The last time the state experienced a major freeze like this was a decade ago, in 2011. At that time, too, natural gas generation faced difficulties – if ERCOT had not reduced the load through the blackouts implemented during the storm, it would have resulted in widespread blackouts throughout the region, warned a federal storm report.

It is possible to “prepare for winter” natural gas plants, natural gas production and wind turbines, experts said, which avoids major disruptions in other states with more regular extreme winter. However, even after the updates were made after the 2011 winter storm, many Texas power generators have yet to make all the necessary investments to avoid the type of equipment disruptions that happen, experts said.

ERCOT directors also said that this week’s storm changed in the early hours of Monday morning, when extremely low temperatures forced many more generators to shutdown than ERCOT had predicted.

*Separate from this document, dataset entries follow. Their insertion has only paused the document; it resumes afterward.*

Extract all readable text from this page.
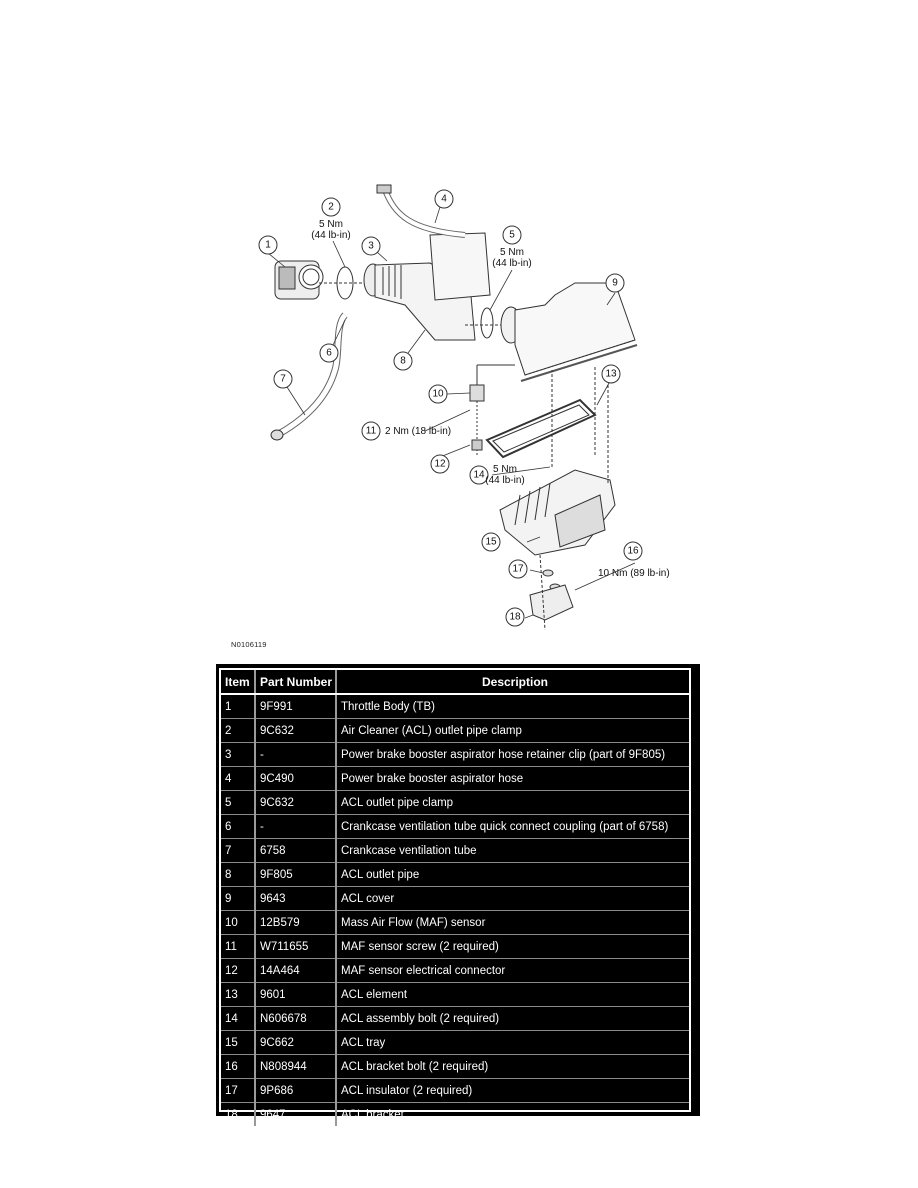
1
2
5 Nm
(44 lb-in)
3
4
5
5 Nm
(44 lb-in)
6
7
8
9
10
11 2 Nm (18 lb-in)
12
13
14 5 Nm
(44 lb-in)
15
16
10 Nm (89 lb-in)
17
18
N0106119
Item	Part Number	Description
1	9F991	Throttle Body (TB)
2	9C632	Air Cleaner (ACL) outlet pipe clamp
3	-	Power brake booster aspirator hose retainer clip (part of 9F805)
4	9C490	Power brake booster aspirator hose
5	9C632	ACL outlet pipe clamp
6	-	Crankcase ventilation tube quick connect coupling (part of 6758)
7	6758	Crankcase ventilation tube
8	9F805	ACL outlet pipe
9	9643	ACL cover
10	12B579	Mass Air Flow (MAF) sensor
11	W711655	MAF sensor screw (2 required)
12	14A464	MAF sensor electrical connector
13	9601	ACL element
14	N606678	ACL assembly bolt (2 required)
15	9C662	ACL tray
16	N808944	ACL bracket bolt (2 required)
17	9P686	ACL insulator (2 required)
18	9647	ACL bracket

“It looked like the winter preparation we were doing was working, but that weather was more extreme than (past storms),” said Woodfin. “The loss of generation during Monday morning, after midnight, was really the part that made this event more extreme than we had planned.”

Upgrading equipment to withstand extremely low temperatures and other changes, such as providing incentives for customers to conserve energy or upgrading to smart devices, can help prevent disasters like this, said Le Xie, professor of Electrical and Computer Engineering at Texas A&M University and director energy digitalization assistant at A&M Energy Institute.

“We used to not worry too much about this extreme cold in places like Texas, but we probably need to prepare for more in the future,” said Xie. With climate change, he said: “We will have more extreme weather conditions across the country.”

– Jolie McCullough contributed reporting.